Automatic number plate recognition is a mass surveillance method that uses optical character recognition on images to read the licence plates on vehicles. As of 2006, systems can scan number plates at around one per second on cars travelling up to 100 mph (160 km/h). They can use existing closed-circuit television or road-rule enforcement cameras, or ones specifically designed for the task. They are used by various police forces and as a method of electronic toll collection on pay-per-use roads, and monitoring traffic activity such as red light adherence in an intersection.
ANPR can be used to store the images captured by the cameras as well as the text from the licence plate, with some configurable to store a photograph of the driver. Systems commonly use infrared lighting to allow the camera to take the picture at any time of day. A powerful flash is included in at least one version of the intersection-monitoring cameras, serving to both illuminate the picture and make the offender aware of his or her mistake. ANPR technology tends to be region specific, owing to plate variation from place to place
The ANPR was invented in 1976 at the Police Scientific Development Branch in the UK. Prototype systems were working by 1979 and contracts were let to produce industrial systems, first at EMI Electronics then at Computer Recognition Systems (CRS) in Wokingham, UK. Early trial systems were deployed on the A1 road and at the Dartford Tunnel. The first arrest due to a detected stolen car was made in 1981.

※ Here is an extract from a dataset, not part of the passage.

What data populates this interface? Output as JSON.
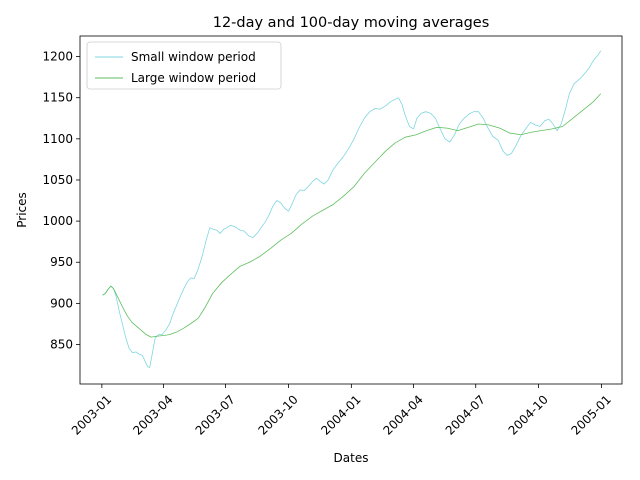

Massive integration of information technologies into all aspects of modern life caused demand for processing vehicles as conceptual resources in information systems. Because a standalone information system without any data has no sense, there was also a need to transform information about vehicles between the reality and information systems. This can be achieved by a human agent, or by special intelligent equipment which is be able to recognize vehicles by their number plates in a real environment and reflect it into conceptual resources. Because of this, various recognition techniques have been developed and number plate recognition systems are today used in various traffic and security applications, such as parking, access and border control, or tracking of stolen cars.